下面的命令可以抓取网页所有内容为about的a标签节点中的href属性值。值得注意的是@href代表定位到属性值href。
In [6]: response.xpath("/html/body/div/div[2]/div[1]//span//a/@href").extract()
Out[6]:
['/author/Albert-Einstein',
'/author/J-K-Rowling',
'/author/Albert-Einstein',
'/author/Jane-Austen',
'/author/Marilyn-Monroe',
'/author/Albert-Einstein',
'/author/Andre-Gide',
'/author/Thomas-A-Edison',
'/author/Eleanor-Roosevelt',
'/author/Steve-Martin']
下面指令的效果是抓取所有网页中的所有quote:
In [74]: esponse.xpath("/html/body/div/div[2]/div[1]/div//span[@class='text']/text()").extract()
Out[74]:
['“The world as we have created it is a process of our thinking.

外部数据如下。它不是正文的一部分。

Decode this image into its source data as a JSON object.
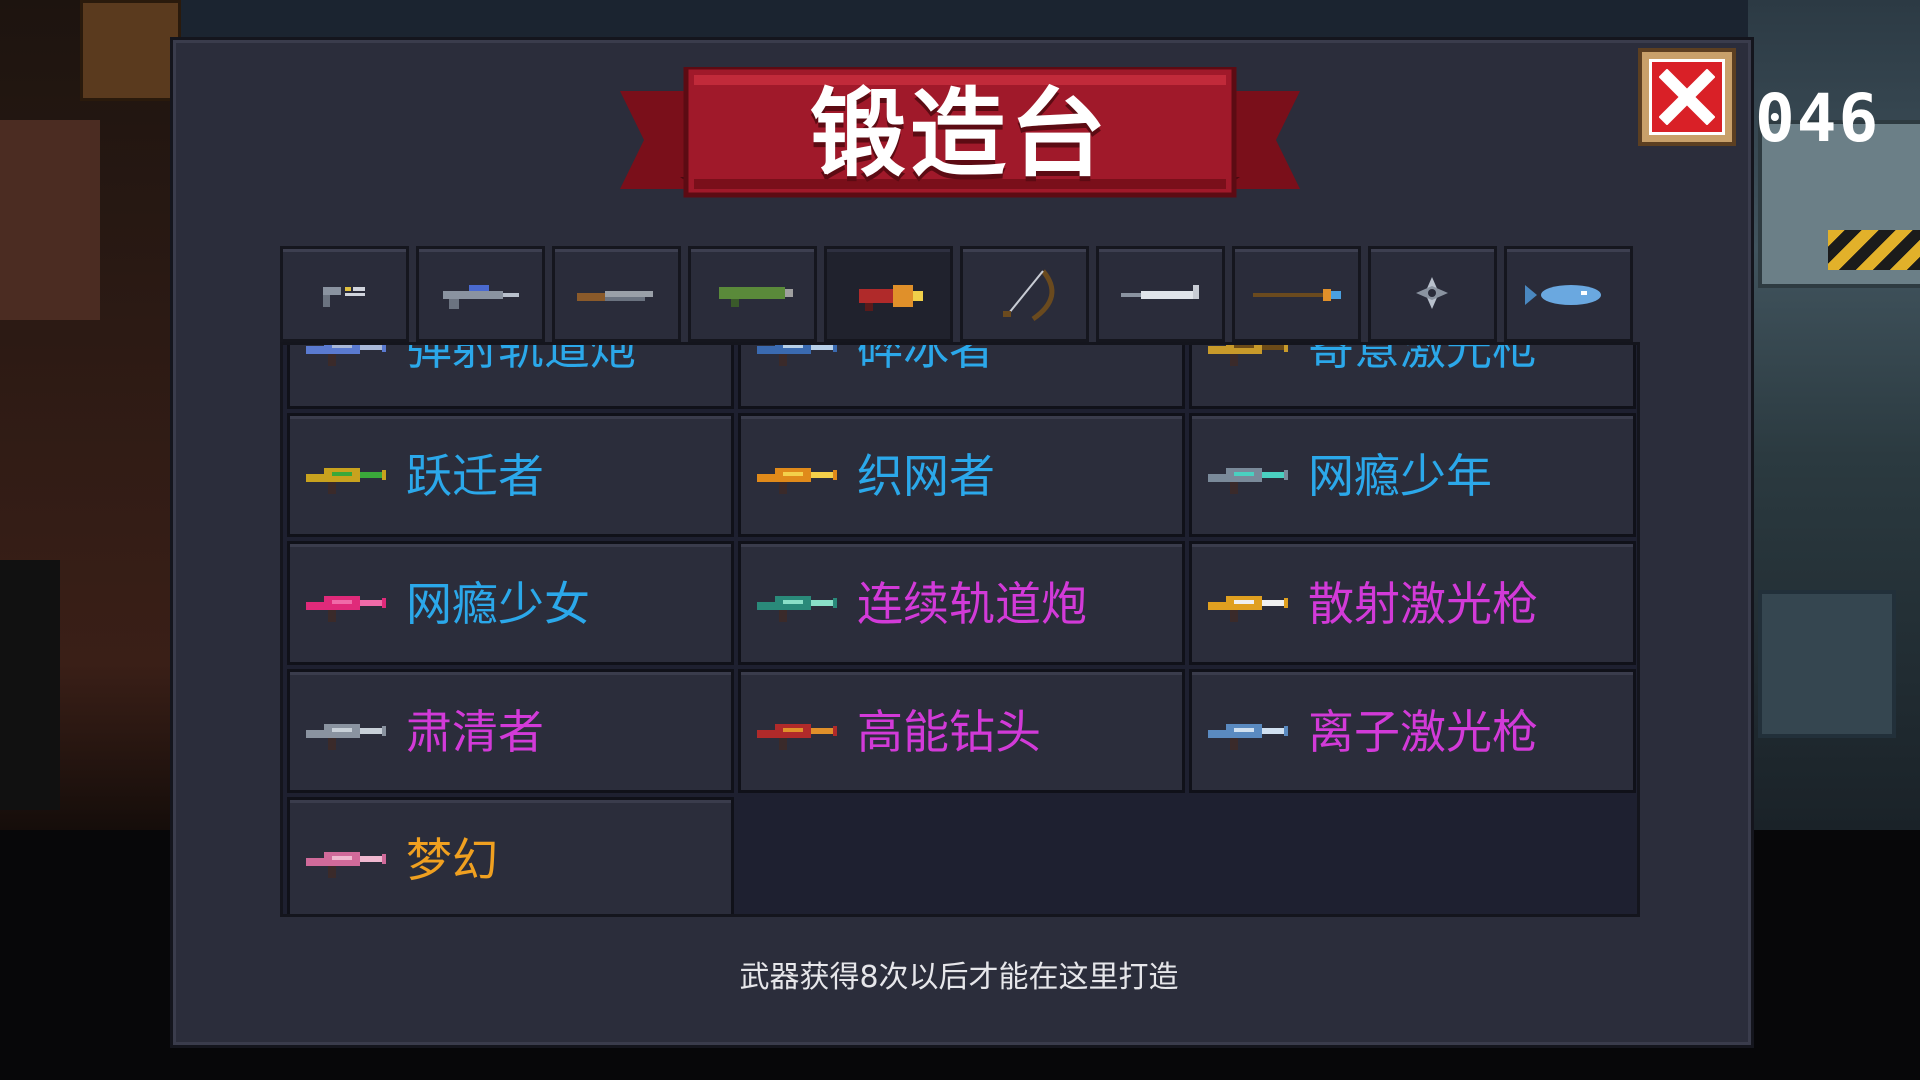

It cannot be changed without changing our thinking.”',
'“It is our choices, Harry, that show what we truly are, far more than our abilities.”',
'“There are only two ways to live your life. One is as though nothing is a miracle. The other is as though everything is a miracle.”',
'“The person, be it gentleman or lady, who has not pleasure in a good novel, must be intolerably stupid.”',
"“Imperfection is beauty, madness is genius and it's better to be absolutely ridiculous than absolutely boring.”",
'“Try not to become a man of success. Rather become a man of value.”',
'“It is better to be hated for what you are than to be loved for what you are not.”',
"“I have not failed. I've just found 10,000 ways that won't work.”",
"“A woman is like a tea bag; you never know how strong it is until it's in hot water.”",
'“A day without sunshine is like, you know, night.”']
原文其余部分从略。